According to the analysis in the report, the US, with the largest pensions system in the world, was ranked only 17th. Meanwhile, Thailand, Argentina, and Turkey were ranked the worst. Visual Capitalist is an investment analytics company, founded in Vancouver in 2011, which produces reports on global industry trends. The latest report , written by Carmen Ang, one of the firm’s professional writers, is based on data from the Melbourne Mercer Global Pension Index, aimed to determine which countries’ pension systems are best equipped to take care of their elderly citizens and which are the worst. It’s not a report about super fund or pension assets size. It’s about the adequacy of retirement incomes.
“While it can be difficult to compare one country’s pension system with another, Visual Capitalist noted that there are certain universal elements that can lead to adequate and stable support for pensioners,” the report said. According to the global media outlet Asset International, through its daily newsletter ‘Chief Investment Officer’ (‘CIO’), universal elements were broken down into three sub-indices: adequacy, sustainability and integrity.

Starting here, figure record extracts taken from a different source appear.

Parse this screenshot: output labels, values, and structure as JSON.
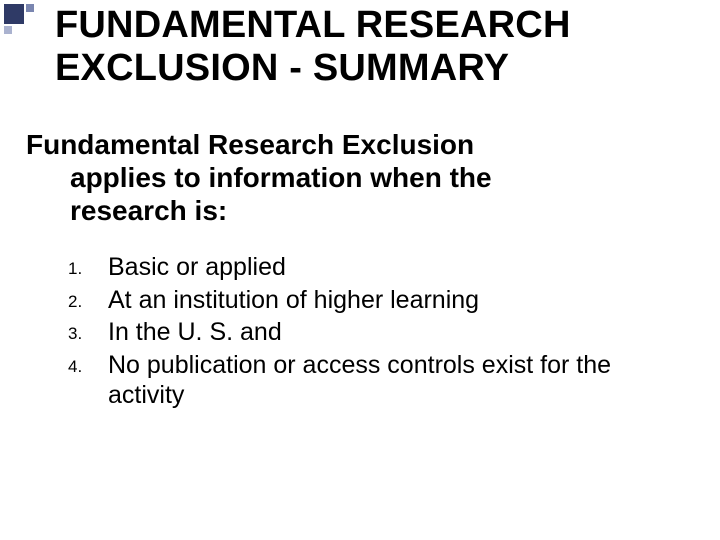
{
  "deco": {
    "big_color": "#2f3a66",
    "small1_color": "#7a86b0",
    "small2_color": "#aab2cf"
  },
  "title": "FUNDAMENTAL RESEARCH EXCLUSION - SUMMARY",
  "subtitle_line1": "Fundamental Research Exclusion",
  "subtitle_line2": "applies to information when the",
  "subtitle_line3": "research is:",
  "list": [
    {
      "num": "1.",
      "text": "Basic or applied"
    },
    {
      "num": "2.",
      "text": "At an institution of higher learning"
    },
    {
      "num": "3.",
      "text": "In the U. S. and"
    },
    {
      "num": "4.",
      "text": "No publication or access controls exist for the activity"
    }
  ],
  "typography": {
    "title_fontsize": 38,
    "subtitle_fontsize": 28,
    "list_text_fontsize": 25,
    "list_num_fontsize": 17,
    "font_family": "Arial",
    "text_color": "#000000",
    "background_color": "#ffffff"
  }
}
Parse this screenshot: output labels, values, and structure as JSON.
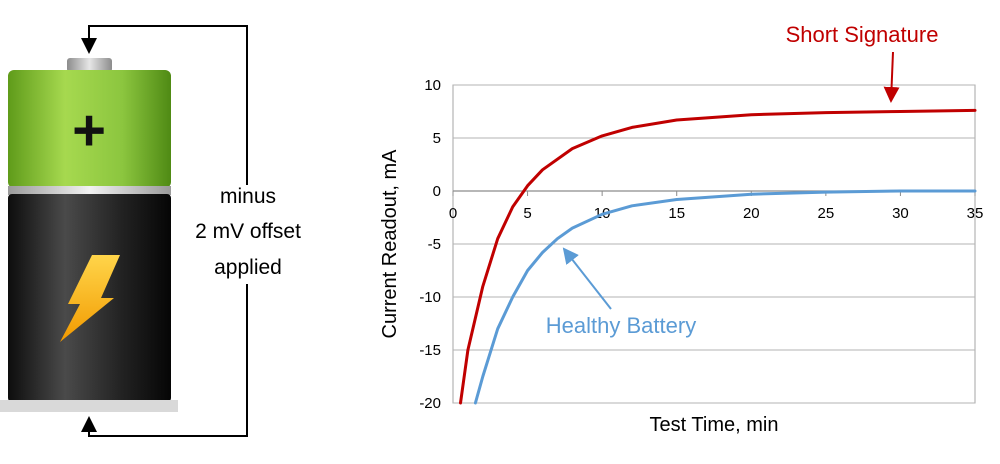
{
  "battery": {
    "plus_symbol": "+",
    "colors": {
      "top_green": "#8cc63f",
      "body_black": "#1a1a1a",
      "bolt": "#f7b500",
      "cap": "#b5b5b5"
    }
  },
  "circuit": {
    "note_lines": [
      "minus",
      "2 mV offset",
      "applied"
    ]
  },
  "chart_data": {
    "type": "line",
    "xlabel": "Test Time, min",
    "ylabel": "Current Readout, mA",
    "xlim": [
      0,
      35
    ],
    "ylim": [
      -20,
      10
    ],
    "xticks": [
      0,
      5,
      10,
      15,
      20,
      25,
      30,
      35
    ],
    "yticks": [
      10,
      5,
      0,
      -5,
      -10,
      -15,
      -20
    ],
    "grid": "horizontal",
    "series": [
      {
        "name": "Short Signature",
        "color": "#c00000",
        "x": [
          0.5,
          1,
          2,
          3,
          4,
          5,
          6,
          8,
          10,
          12,
          15,
          20,
          25,
          30,
          35
        ],
        "values": [
          -20,
          -15,
          -9,
          -4.5,
          -1.5,
          0.5,
          2,
          4,
          5.2,
          6,
          6.7,
          7.2,
          7.4,
          7.5,
          7.6
        ]
      },
      {
        "name": "Healthy Battery",
        "color": "#5b9bd5",
        "x": [
          1.5,
          2,
          3,
          4,
          5,
          6,
          7,
          8,
          10,
          12,
          15,
          20,
          25,
          30,
          35
        ],
        "values": [
          -20,
          -17.5,
          -13,
          -10,
          -7.5,
          -5.8,
          -4.5,
          -3.5,
          -2.2,
          -1.4,
          -0.8,
          -0.3,
          -0.1,
          0,
          0
        ]
      }
    ],
    "annotations": [
      {
        "text": "Short Signature",
        "color": "#c00000"
      },
      {
        "text": "Healthy Battery",
        "color": "#5b9bd5"
      }
    ]
  }
}
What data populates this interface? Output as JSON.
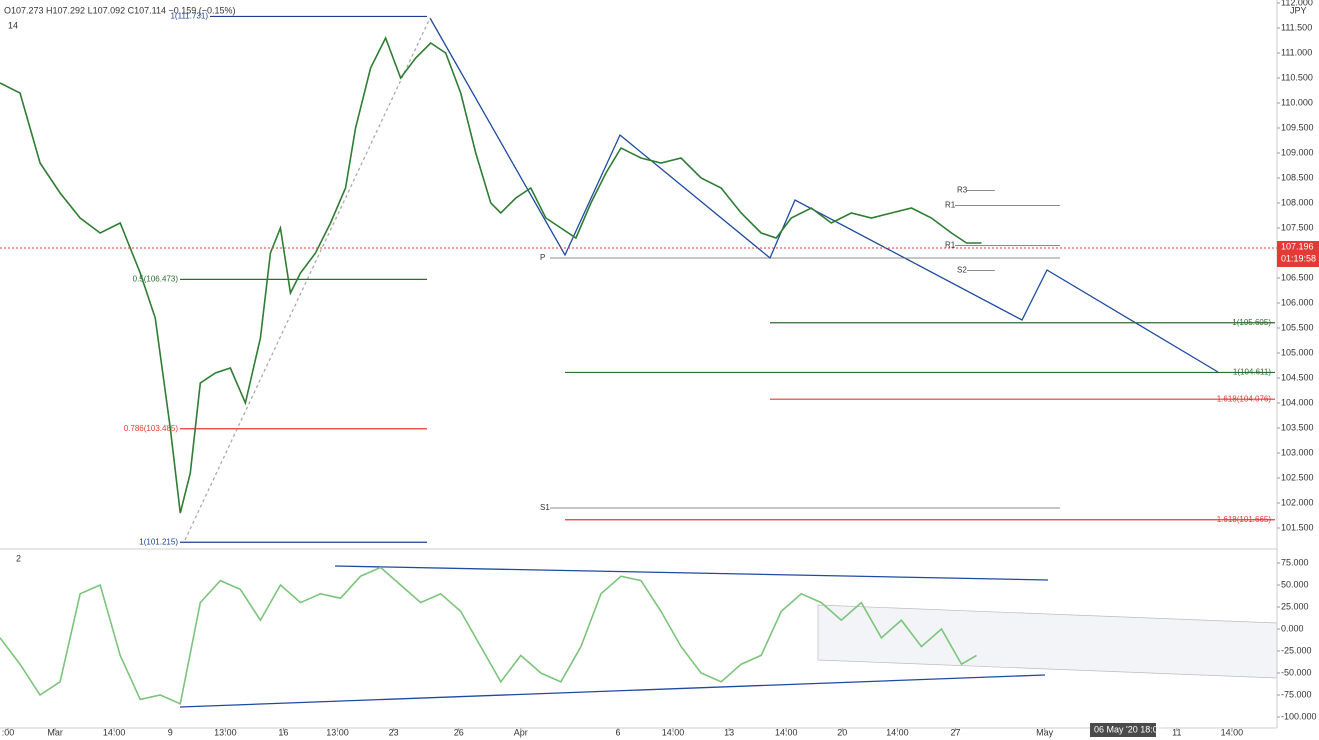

“Adequacy refers to the base-level of income, as well as the design of a country’s private pension system. Sustainability refers to the state pension age, the level of advanced government funding, and the level of government debt. And integrity refers to regulations and governance set in place to protect plan members. The three measures were used to rank 37 countries’ pension systems, which represent more than 63 per cent of the world’s population.”
Australia always rates well in these sort of studies because of the compulsory nature of its system, which currently mandates 9.5 per cent of workers’ wages into super accounts, scheduled to move to 12 per cent by July next year. New Zealand, which has less compulsion, is possibly more exemplary. The report said that ‘sustainability’ was particularly significant because of the world’s aging population, as people increasingly started to cash in on their savings.
Denmark was ranked as the country with the most sustainable pension, as it not only has a strong basic pension plan, but it also has mandatory workplace pensions, which means employers are required by law to provide pension plans for their workers. Several countries ranked high on the adequacy part of the scoring but low in sustainability. For example, while Ireland had the highest rank for adequacy, it had a relatively low sustainability ranking. This is partially attributed to Ireland’s low level of occupational coverage and its rapidly aging population, as the country’s worker to retiree ratio is expected to fall to 2:1 from 5:1 by 2050. Likewise, Spain had a high adequacy rating but ranked very low in sustainability due to its low occupational pension participation and low fertility rate, which means its worker-to-retiree ratio is also expected to decrease.
CIO said some general recommendations from the Mercer Index included how countries can improve their pension systems. These include increasing the retirement age to help balance the worker-to-retiree ratio; enforcing mandatory occupational plans; limiting access to benefits by prohibiting people from dipping into their savings pre-emptively and establishing strong pension assets to fund future liabilities.